In mathematics, a double negative occurs when subtracting a negative number. This can seem a bit tricky at first, but it's actually very straightforward. When you have a situation like \(-a - (-b)\), you're really turning those two negative signs into a positive action.

Imagine you have something like \(-21 - (-21)\). The subtraction of a negative number \((-21)\) effectively becomes addition. This happens because the two negatives cancel each other out. Think of it like this: removing a negative is the same as adding a positive. So, \(-a - (-b)\) simplifies to \(-a + b\). You switch the subtraction of a negative into addition.

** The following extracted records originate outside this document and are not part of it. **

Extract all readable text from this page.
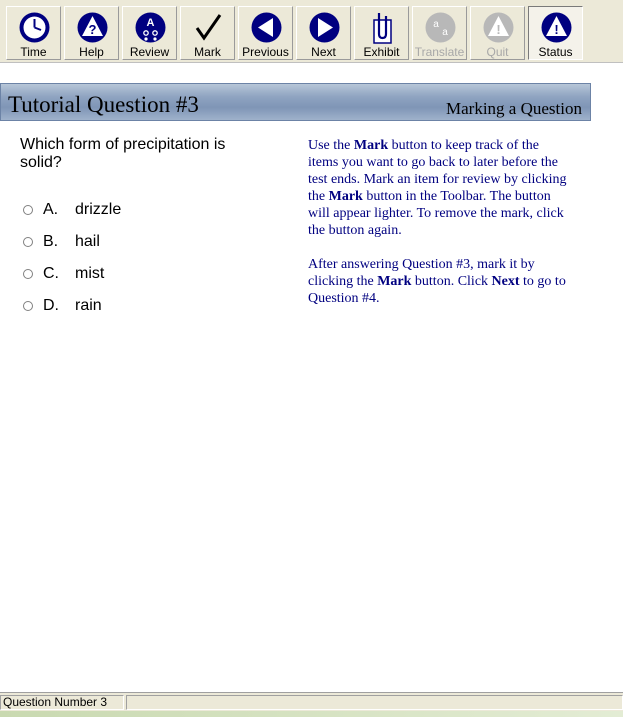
Time
?
Help
A
Review	Mark	Previous	Next	Exhibit
a
a
Translate
!
Quit
!
Status
Tutorial Question #3	Marking a Question
Which form of precipitation is solid?
A. drizzle
B. hail
C. mist
D. rain

Use the Mark button to keep track of the items you want to go back to later before the test ends. Mark an item for review by clicking the Mark button in the Toolbar. The button will appear lighter. To remove the mark, click the button again.

After answering Question #3, mark it by clicking the Mark button. Click Next to go to Question #4.

Question Number 3
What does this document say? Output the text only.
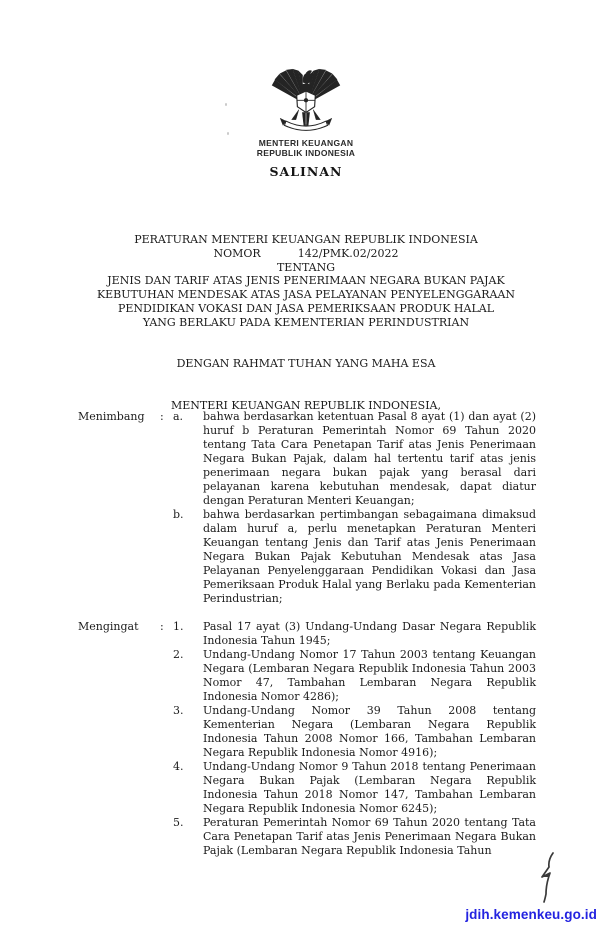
MENTERI KEUANGAN
REPUBLIK INDONESIA
SALINAN
PERATURAN MENTERI KEUANGAN REPUBLIK INDONESIA
NOMOR	142/PMK.02/2022
TENTANG
JENIS DAN TARIF ATAS JENIS PENERIMAAN NEGARA BUKAN PAJAK
KEBUTUHAN MENDESAK ATAS JASA PELAYANAN PENYELENGGARAAN
PENDIDIKAN VOKASI DAN JASA PEMERIKSAAN PRODUK HALAL
YANG BERLAKU PADA KEMENTERIAN PERINDUSTRIAN
DENGAN RAHMAT TUHAN YANG MAHA ESA
MENTERI KEUANGAN REPUBLIK INDONESIA,
Menimbang	: a.	bahwa berdasarkan ketentuan Pasal 8 ayat (1) dan ayat (2) huruf b Peraturan Pemerintah Nomor 69 Tahun 2020 tentang Tata Cara Penetapan Tarif atas Jenis Penerimaan Negara Bukan Pajak, dalam hal tertentu tarif atas jenis penerimaan negara bukan pajak yang berasal dari pelayanan karena kebutuhan mendesak, dapat diatur dengan Peraturan Menteri Keuangan;
b.	bahwa berdasarkan pertimbangan sebagaimana dimaksud dalam huruf a, perlu menetapkan Peraturan Menteri Keuangan tentang Jenis dan Tarif atas Jenis Penerimaan Negara Bukan Pajak Kebutuhan Mendesak atas Jasa Pelayanan Penyelenggaraan Pendidikan Vokasi dan Jasa Pemeriksaan Produk Halal yang Berlaku pada Kementerian Perindustrian;
Mengingat	: 1.	Pasal 17 ayat (3) Undang-Undang Dasar Negara Republik Indonesia Tahun 1945;
2.	Undang-Undang Nomor 17 Tahun 2003 tentang Keuangan Negara (Lembaran Negara Republik Indonesia Tahun 2003 Nomor 47, Tambahan Lembaran Negara Republik Indonesia Nomor 4286);
3.	Undang-Undang Nomor 39 Tahun 2008 tentang Kementerian Negara (Lembaran Negara Republik Indonesia Tahun 2008 Nomor 166, Tambahan Lembaran Negara Republik Indonesia Nomor 4916);
4.	Undang-Undang Nomor 9 Tahun 2018 tentang Penerimaan Negara Bukan Pajak (Lembaran Negara Republik Indonesia Tahun 2018 Nomor 147, Tambahan Lembaran Negara Republik Indonesia Nomor 6245);
5.	Peraturan Pemerintah Nomor 69 Tahun 2020 tentang Tata Cara Penetapan Tarif atas Jenis Penerimaan Negara Bukan Pajak (Lembaran Negara Republik Indonesia Tahun
jdih.kemenkeu.go.id
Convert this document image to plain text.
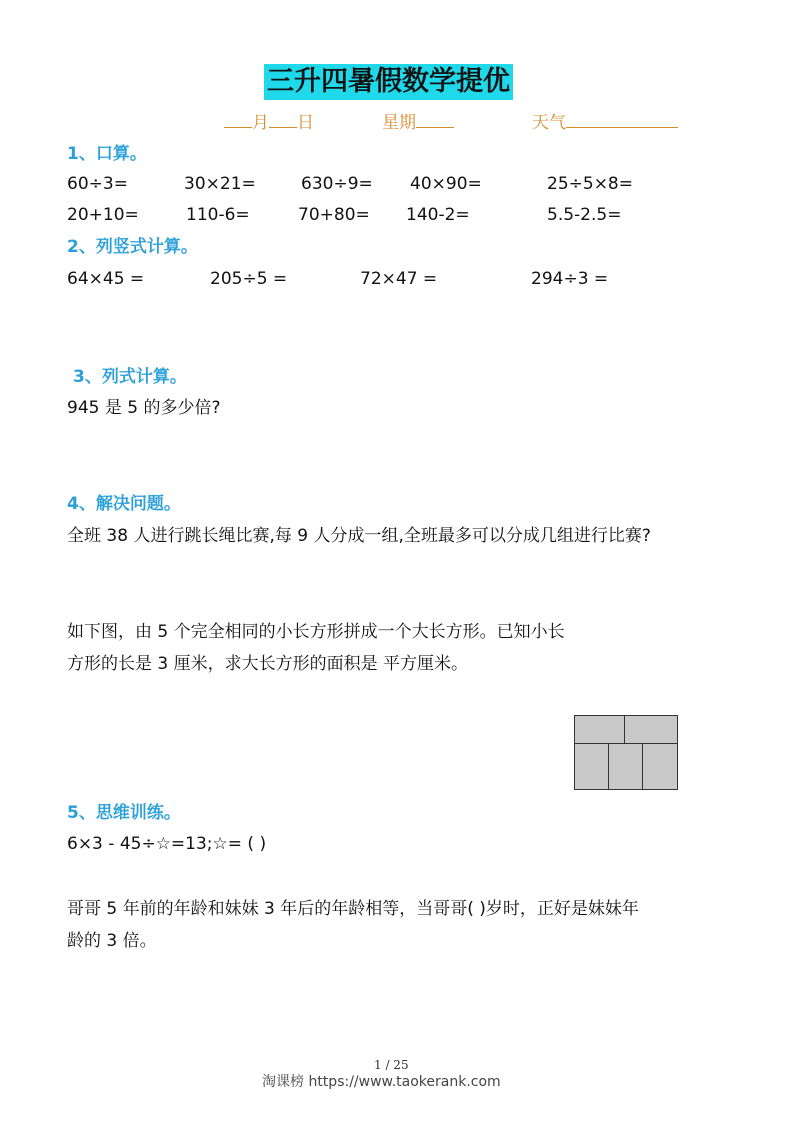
三升四暑假数学提优
月 日	星期	天气
1、口算。
60÷3=	30×21=	630÷9= 40×90=	25÷5×8=
20+10=	110-6=	70+80= 140-2=	5.5-2.5=
2、列竖式计算。
64×45 =	205÷5 =	72×47 =	294÷3 =
3、列式计算。
945 是 5 的多少倍?
4、解决问题。
全班 38 人进行跳长绳比赛,每 9 人分成一组,全班最多可以分成几组进行比赛?
如下图，由 5 个完全相同的小长方形拼成一个大长方形。已知小长
方形的长是 3 厘米，求大长方形的面积是 平方厘米。
5、思维训练。
6×3 - 45÷☆=13;☆= ( )
哥哥 5 年前的年龄和妹妹 3 年后的年龄相等，当哥哥( )岁时，正好是妹妹年
龄的 3 倍。
1 / 25
淘课榜 https://www.taokerank.com
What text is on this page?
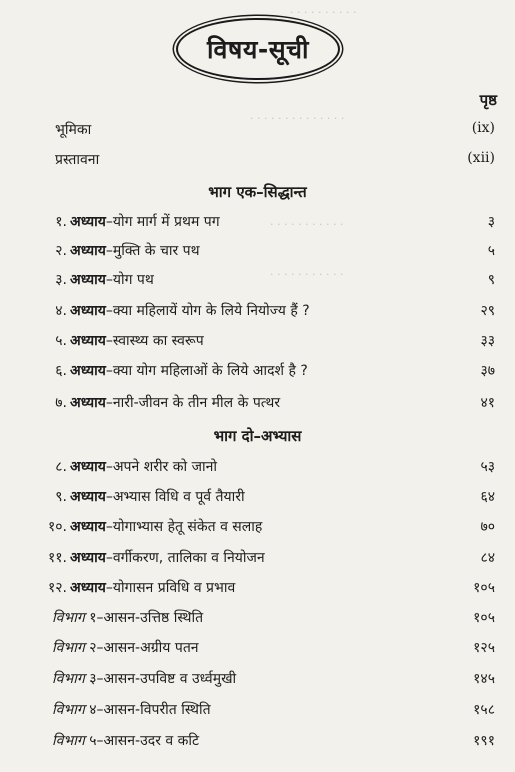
· · · · · · · · · ·
· · · · · · · · · · · · · ·
· · · · · · · · · · ·
· · · · · · · · · · ·
विषय-सूची
पृष्ठ
भूमिका	(ix)
प्रस्तावना	(xii)
भाग एक–सिद्धान्त
१. अध्याय–योग मार्ग में प्रथम पग	३
२. अध्याय–मुक्ति के चार पथ	५
३. अध्याय–योग पथ	९
४. अध्याय–क्या महिलायें योग के लिये नियोज्य हैं ?	२९
५. अध्याय–स्वास्थ्य का स्वरूप	३३
६. अध्याय–क्या योग महिलाओं के लिये आदर्श है ?	३७
७. अध्याय–नारी-जीवन के तीन मील के पत्थर	४१
भाग दो–अभ्यास
८. अध्याय–अपने शरीर को जानो	५३
९. अध्याय–अभ्यास विधि व पूर्व तैयारी	६४
१०. अध्याय–योगाभ्यास हेतू संकेत व सलाह	७०
११. अध्याय–वर्गीकरण, तालिका व नियोजन	८४
१२. अध्याय–योगासन प्रविधि व प्रभाव	१०५
विभाग १–आसन-उत्तिष्ठ स्थिति	१०५
विभाग २–आसन-अग्रीय पतन	१२५
विभाग ३–आसन-उपविष्ट व उर्ध्वमुखी	१४५
विभाग ४–आसन-विपरीत स्थिति	१५८
विभाग ५–आसन-उदर व कटि	१९१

Understanding this concept of "double negative" not only simplifies expressions but also strengthens your algebraic skills. It's like flipping a light switch twice; it returns to its original state.

Simplifying expressions can make your calculations much easier. It's like clearing away the clutter to see the solution more clearly. In \(-21 - (-21)\), once you apply the double negative rule, the expression simplifies immediately.

After dealing with the double negatives, our expression \(-21 - (-21)\) changes to \(-21 + 21\). Recognizing and simplifying these expressions is crucial because it can often reduce more complex problems into more manageable steps.

It’s similar to untangling a mess of earbuds; once everything is straightened out, you can get right to listening. Don't rush this step; carefully simplify expressions to accurately solve the problem.

Number line addition is a visual way to understand integer addition and subtraction. It helps to see movements along a line rather than just dealing with abstract numbers.

Picture a number line with zero in the center, negative numbers to the left, and positive numbers to the right. When you add or subtract integers, you move along this line.

• Start at the first number: \(-21\) means you begin 21 units to the left of zero.
• Then, we add 21 by moving 21 units to the right.
• After moving, you land at 0.

This shows \(-21 + 21 = 0\).

Visualizing with a number line makes addition and subtraction more intuitive, especially when dealing with negative numbers like \(-21\) and \(+21\). It’s a tool that transforms abstract math into something we can "see," making it easier to understand.